THE DARK SIDE OF EVANSTON

I worked from home today and actually got quite a bit done. Although it meant depriving my coworkers of my breasts' presence, I have decided I like the telecommuting thing. I also got to take Nora to her last day of summer preschool, and hang out in Starbucks reading and typing while I waited for her. At one point these two guys at adjoining tables struck up a conversation that I was half-listening to, as it seemed like all the usual vaguely liberal hot air that strangers vent when they are being careful not to offend anyone or say anything too radical. Iraq is a quagmire, Bush sucks, subway terrorism it-could-happen-here, etc. I mostly agree with these sentiments, but the whole preaching-to-the-choir, nothing-new-here nature of these "discussions" bores me to tears, so I avoid them at all costs. Then somehow they started talking about Clinton, and one guy said, "I just can't understand why the leader of the free world would hook up with a broad who doesn't swallow."
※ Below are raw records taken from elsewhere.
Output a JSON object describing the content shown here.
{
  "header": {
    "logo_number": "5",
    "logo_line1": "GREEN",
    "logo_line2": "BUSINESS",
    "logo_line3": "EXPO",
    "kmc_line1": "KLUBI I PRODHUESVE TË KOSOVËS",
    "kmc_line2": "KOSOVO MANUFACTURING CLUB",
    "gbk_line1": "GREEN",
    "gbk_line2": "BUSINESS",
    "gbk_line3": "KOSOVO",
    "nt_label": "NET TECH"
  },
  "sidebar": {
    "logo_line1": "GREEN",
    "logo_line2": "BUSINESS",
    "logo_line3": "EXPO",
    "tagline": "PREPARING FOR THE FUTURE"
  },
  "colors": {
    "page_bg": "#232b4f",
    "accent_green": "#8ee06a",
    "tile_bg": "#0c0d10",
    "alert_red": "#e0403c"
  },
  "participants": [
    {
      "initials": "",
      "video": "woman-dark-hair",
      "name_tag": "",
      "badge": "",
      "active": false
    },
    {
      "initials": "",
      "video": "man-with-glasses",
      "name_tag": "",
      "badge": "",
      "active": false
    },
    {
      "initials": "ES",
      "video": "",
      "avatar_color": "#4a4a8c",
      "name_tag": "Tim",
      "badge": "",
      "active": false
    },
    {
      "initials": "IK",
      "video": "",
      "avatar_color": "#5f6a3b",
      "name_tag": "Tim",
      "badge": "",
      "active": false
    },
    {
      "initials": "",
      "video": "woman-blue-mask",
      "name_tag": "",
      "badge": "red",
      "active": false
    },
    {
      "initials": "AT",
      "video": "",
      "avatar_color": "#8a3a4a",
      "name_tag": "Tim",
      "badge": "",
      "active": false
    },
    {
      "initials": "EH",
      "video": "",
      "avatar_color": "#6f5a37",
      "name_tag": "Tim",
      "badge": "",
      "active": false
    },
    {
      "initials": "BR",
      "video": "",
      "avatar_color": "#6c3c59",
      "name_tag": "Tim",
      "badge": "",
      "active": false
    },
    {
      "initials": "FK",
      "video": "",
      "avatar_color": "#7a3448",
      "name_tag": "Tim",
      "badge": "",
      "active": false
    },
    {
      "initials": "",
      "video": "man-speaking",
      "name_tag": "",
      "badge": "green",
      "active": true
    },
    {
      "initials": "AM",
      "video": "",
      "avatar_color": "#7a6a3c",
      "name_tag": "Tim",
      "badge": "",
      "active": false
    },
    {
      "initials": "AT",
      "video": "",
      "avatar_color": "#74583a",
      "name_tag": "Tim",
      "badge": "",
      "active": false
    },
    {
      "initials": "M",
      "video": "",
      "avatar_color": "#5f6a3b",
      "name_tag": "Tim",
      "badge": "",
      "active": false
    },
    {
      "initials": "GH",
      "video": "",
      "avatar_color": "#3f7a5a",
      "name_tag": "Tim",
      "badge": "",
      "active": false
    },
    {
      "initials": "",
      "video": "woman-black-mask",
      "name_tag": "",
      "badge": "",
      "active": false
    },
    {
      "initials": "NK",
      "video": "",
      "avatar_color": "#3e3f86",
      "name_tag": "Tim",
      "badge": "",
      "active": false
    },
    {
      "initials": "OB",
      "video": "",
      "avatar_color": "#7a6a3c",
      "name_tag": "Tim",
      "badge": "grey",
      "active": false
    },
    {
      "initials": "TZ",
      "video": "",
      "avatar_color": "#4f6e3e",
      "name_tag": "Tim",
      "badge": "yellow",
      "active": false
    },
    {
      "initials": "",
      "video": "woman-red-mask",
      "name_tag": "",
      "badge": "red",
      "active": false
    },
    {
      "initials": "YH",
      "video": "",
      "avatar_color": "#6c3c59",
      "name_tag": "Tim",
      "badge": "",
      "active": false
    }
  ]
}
(a) Whoa. Misogyny much? Quick glance around: am I in an Evanston Starbucks on a weekday morning, surrounded by mommies with strollers, or in a dank Polish bar on a Friday afternoon, surrounded by guys with union stickers on their hardhats? Is this a tall chai latte in my hand or a sweating bottle of Old Style?

(b) Wait a minute: is the non-swallowing of Bill Clinton's jism (I cannot believe I am typing this) the commonly accepted explanation for the stain on the blue dress? That had never occurred to me, or rather I guess I had never thought too deeply about the mechanics of the stain. But wait. If one were going to be fastidious enough to spit instead of swallow, surely one would spit into a receptacle, rather than drooling onto one's own clothing? I'm still confused.

(c) I was unaware that prestige/social standing went along with the spit/swallow thing. Is this covered in any sort of White House etiquette book? Is it okay to not swallow when giving a blowjob to the Chief of Staff, but considered imperative to take things to the next level when the dick in question belongs to the President?

(d) Where the blowjob-giver stands on spit-or-swallow is usually not discovered by the blowjob-receiver until the very last minute, as it were---correct? I find it hard to believe that Clinton gave Lewinsky some detailed questionnaire to fill out before the act occurred. So cut him some slack, Starbucks guy.

BETWEEN MY BREASTS AND THE BLOWJOB TALK, THIS IS THE DIRTIEST ENTRY EVER, SO LET'S CALM DOWN WITH SOME LINKS

These Japanese smoking etiquette signs are fabulous.

And I enjoyed learning that new paint could save my life in the event of thermonuclear war.

---mimi smartypants walks on the left, stands on the right.